I’ve recognized the power of, “No,” and it is liberating. I ask myself, “Is this a project I need to do or can someone else take care of it? Does this fit in with my job, personal mission, or passion? Do I actually have time or do I just want to believe I have time?” If a project doesn’t fit into those questions with the right answers, then I don’t take it.
3) There is something else “more important.”
I put “more important” in scare quotes because there are times that something else is more important. I was in the studio shooting a couple of teaching videos that were on a tight deadline when I got a text from my wife that my two-year old son cut his mouth open and needed to go to the emergency room. My commitment to family is more important than my commitment to those videos. We cut the shoot short and I took a Lyft to Children’s Hospital in Phoenix to be with my family.
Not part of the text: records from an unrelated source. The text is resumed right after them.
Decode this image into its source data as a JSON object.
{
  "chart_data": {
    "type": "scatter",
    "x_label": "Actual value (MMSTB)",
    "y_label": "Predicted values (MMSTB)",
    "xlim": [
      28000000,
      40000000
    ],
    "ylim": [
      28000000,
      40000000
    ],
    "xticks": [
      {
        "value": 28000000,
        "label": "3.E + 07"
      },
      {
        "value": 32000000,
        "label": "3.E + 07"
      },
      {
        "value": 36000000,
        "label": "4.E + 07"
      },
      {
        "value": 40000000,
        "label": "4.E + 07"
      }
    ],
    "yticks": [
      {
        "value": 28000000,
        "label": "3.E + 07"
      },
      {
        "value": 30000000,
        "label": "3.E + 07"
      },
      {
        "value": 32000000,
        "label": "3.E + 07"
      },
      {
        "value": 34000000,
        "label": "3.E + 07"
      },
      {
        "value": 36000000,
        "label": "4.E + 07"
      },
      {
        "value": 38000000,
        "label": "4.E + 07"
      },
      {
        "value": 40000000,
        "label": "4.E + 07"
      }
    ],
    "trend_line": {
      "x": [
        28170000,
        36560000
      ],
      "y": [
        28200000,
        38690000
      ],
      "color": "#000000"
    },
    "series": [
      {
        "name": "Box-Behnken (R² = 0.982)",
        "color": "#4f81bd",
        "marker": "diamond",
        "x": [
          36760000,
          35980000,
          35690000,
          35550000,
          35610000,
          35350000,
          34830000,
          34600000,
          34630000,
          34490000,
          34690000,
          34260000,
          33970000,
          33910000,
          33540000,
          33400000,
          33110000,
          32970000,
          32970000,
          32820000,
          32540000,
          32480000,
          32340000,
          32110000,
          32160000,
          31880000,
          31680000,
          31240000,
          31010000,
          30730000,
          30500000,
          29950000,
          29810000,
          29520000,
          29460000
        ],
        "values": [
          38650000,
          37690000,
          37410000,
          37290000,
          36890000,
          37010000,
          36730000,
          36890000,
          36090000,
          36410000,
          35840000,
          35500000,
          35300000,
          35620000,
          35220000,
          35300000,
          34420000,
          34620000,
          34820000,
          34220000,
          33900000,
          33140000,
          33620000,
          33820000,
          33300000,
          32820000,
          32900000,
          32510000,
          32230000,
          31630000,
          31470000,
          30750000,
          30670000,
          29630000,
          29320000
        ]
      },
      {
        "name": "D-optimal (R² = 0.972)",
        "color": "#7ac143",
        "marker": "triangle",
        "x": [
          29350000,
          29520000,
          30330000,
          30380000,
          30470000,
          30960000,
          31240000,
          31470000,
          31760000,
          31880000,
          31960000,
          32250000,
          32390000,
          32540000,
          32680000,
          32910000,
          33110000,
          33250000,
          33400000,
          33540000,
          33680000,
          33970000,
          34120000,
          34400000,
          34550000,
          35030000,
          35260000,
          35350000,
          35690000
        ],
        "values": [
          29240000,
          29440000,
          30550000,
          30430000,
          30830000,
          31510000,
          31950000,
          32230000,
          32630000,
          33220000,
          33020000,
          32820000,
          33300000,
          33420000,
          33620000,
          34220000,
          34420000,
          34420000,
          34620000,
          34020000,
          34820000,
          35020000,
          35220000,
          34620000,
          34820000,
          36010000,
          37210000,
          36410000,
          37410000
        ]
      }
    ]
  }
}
Other times, though, we make the distinction ourselves between two things of which is more important where one isn’t clearly the winner (like family). I worked with an event for several months waiting for them to schedule a date. When they finally scheduled a date, it was a little over a year after my initial quote for speaking. Based on the needs of my family and time, my speaking rate increased since that initial quote. I believed in the event and the person planning it and knew they were on a tight budget, so I agreed to honor the initial quote. Only days later, I received another invitation to a different event that would have paid my full speaking fee.
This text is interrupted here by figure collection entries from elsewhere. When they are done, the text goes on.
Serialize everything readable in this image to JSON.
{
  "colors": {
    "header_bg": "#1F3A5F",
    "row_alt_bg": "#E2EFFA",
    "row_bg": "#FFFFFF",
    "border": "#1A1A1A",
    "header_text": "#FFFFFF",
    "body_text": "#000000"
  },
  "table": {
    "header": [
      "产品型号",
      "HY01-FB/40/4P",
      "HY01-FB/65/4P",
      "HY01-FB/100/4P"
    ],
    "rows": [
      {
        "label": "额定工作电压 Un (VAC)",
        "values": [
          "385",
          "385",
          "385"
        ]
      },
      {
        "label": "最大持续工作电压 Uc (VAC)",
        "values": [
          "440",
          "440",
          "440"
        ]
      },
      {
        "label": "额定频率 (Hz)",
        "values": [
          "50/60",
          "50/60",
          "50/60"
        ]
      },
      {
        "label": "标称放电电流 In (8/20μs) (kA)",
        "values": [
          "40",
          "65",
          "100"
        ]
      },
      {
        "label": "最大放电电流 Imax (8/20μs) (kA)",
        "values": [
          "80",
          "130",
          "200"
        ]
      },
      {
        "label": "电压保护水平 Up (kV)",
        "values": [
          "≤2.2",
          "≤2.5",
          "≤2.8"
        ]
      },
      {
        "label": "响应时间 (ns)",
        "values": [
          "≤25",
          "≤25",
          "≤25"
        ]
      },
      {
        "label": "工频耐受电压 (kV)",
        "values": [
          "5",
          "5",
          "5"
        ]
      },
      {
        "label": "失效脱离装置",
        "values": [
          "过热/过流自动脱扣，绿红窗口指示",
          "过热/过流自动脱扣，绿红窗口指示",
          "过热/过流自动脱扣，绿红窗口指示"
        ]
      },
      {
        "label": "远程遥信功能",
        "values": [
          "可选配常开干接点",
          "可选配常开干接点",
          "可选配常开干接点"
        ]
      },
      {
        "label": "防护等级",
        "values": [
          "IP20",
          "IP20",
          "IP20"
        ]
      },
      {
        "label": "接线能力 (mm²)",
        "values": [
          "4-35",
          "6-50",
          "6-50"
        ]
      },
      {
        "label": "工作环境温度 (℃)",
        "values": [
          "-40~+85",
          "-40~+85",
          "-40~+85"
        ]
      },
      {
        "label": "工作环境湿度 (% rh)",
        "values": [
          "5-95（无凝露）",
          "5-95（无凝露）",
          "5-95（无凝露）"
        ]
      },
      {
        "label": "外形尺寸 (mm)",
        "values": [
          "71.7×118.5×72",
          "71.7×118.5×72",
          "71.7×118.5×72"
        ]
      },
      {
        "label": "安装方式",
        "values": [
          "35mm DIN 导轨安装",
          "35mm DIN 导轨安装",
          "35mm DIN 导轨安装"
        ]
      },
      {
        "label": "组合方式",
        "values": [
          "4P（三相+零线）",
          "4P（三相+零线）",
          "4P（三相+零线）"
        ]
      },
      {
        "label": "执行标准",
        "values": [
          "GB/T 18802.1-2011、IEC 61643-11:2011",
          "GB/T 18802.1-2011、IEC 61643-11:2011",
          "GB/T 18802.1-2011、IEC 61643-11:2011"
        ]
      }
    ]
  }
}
It was tempting, for a moment, to call the first event and bow out. We hadn’t signed a contract yet. The second event was well-established, had a great track record of speakers, and would be really fun. It would have been unfair for me to do that, though. It would have left the first event organizer, a great guy, high and dry on something he worked hard on. It would have spoken really poorly about what I value. It also would have disrespected my commitments.
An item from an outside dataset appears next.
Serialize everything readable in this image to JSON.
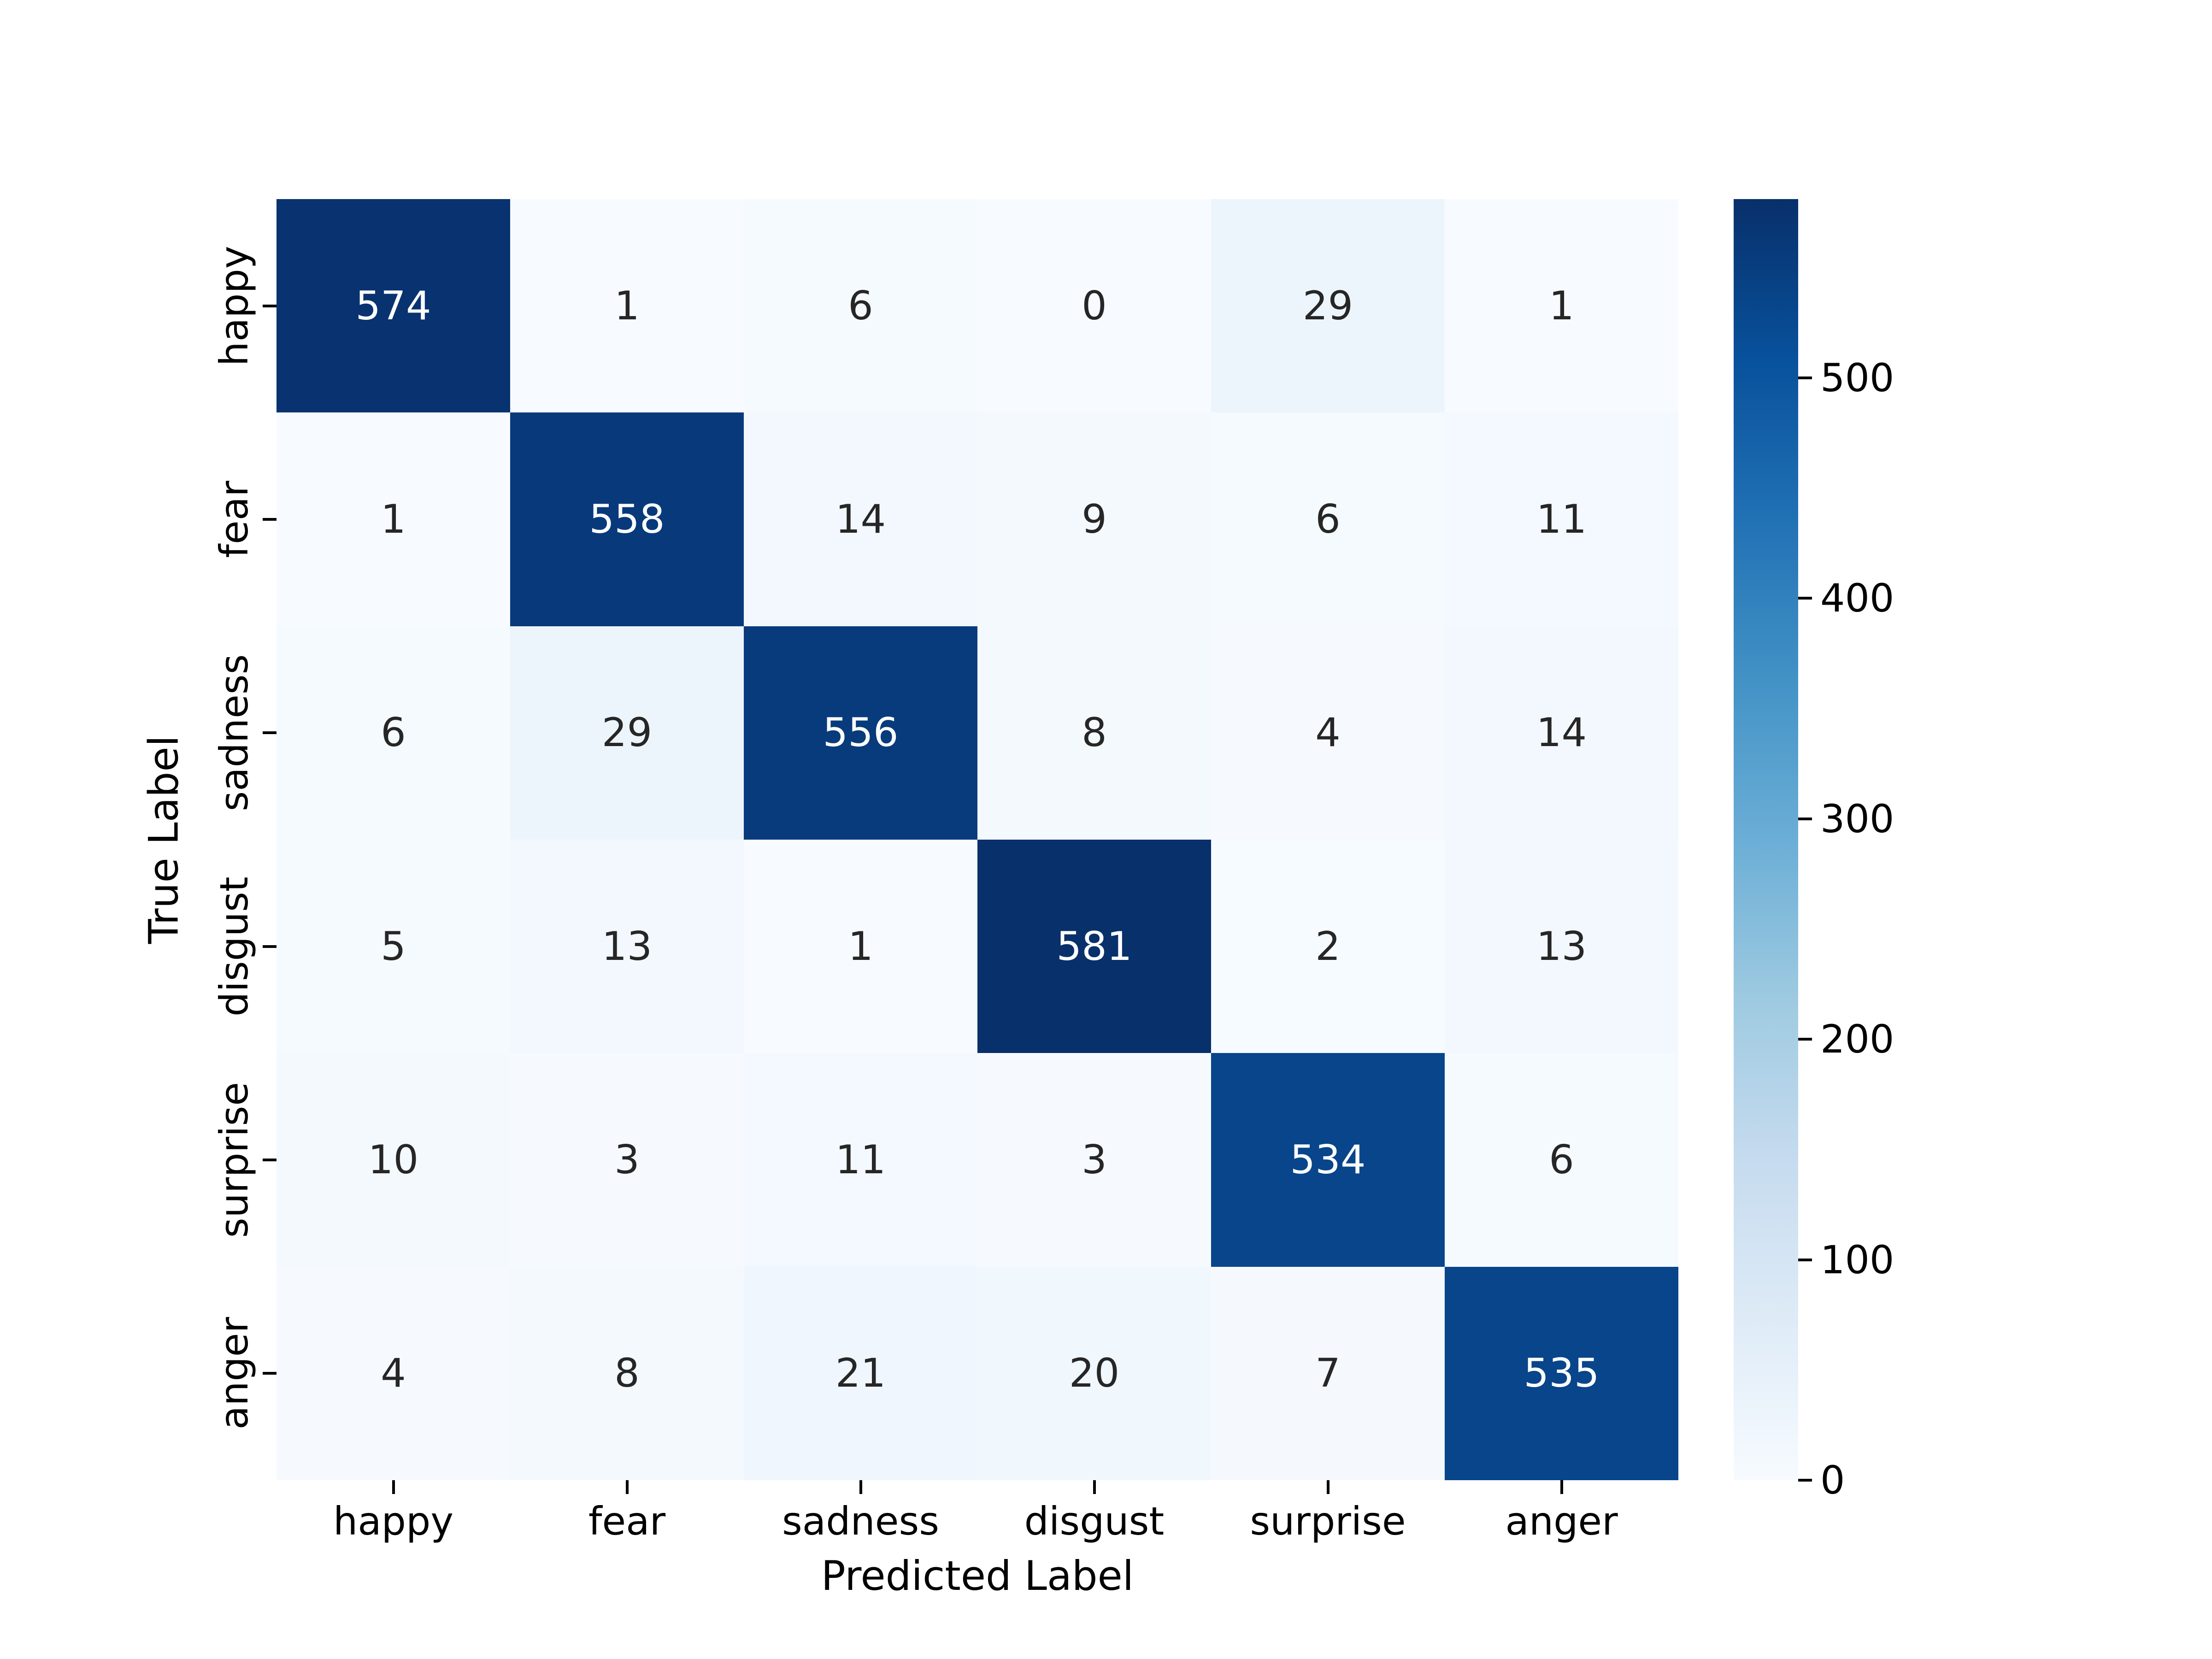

Unfortunately, a lot of us do make the selfish decision to break “lesser” commitments and I’m not immune to that. To be clear, I don’t think we should base all of our decisions on what will make others happy or successful at our own expense. I think that is a recipe for everyone to fail. But, if we commit to something, we need to honor it unless there becomes a serious moral or personal issue surrounding it.
We don’t honor our commitments based on their benefit to us, we honor them because we made them. You have a chance to determine the value of a commitment to you and bow out of it – before you make it. If you aren’t practicing the power of “No,” then you are going to wind up in a lot of situations that keep you out of something more important.
Hopefully, if you are practicing the power of, “no,” and caring for yourself, you are discerning your commitments before you make them. But sometimes something else comes up that we think may be better. Discern wisely – jumping on what seems like a better opportunity may be actually jumping on a relationship grenade. Be prepared if you leave people high and dry and flake out on a commitment to lose those relationships. Sometimes, we have to jump on that grenade for the once-in-a-lifetime opportunity, the perfect job, or the meeting we can’t get any other time with the person that is impossible to get a hold of. If we’ve discerned that wisely and in a way that is objective (not emotional) then make the jump.
But, if your emotions are playing into the decision or your pride is blinding you, stop. That grenade isn’t worth the opportunity.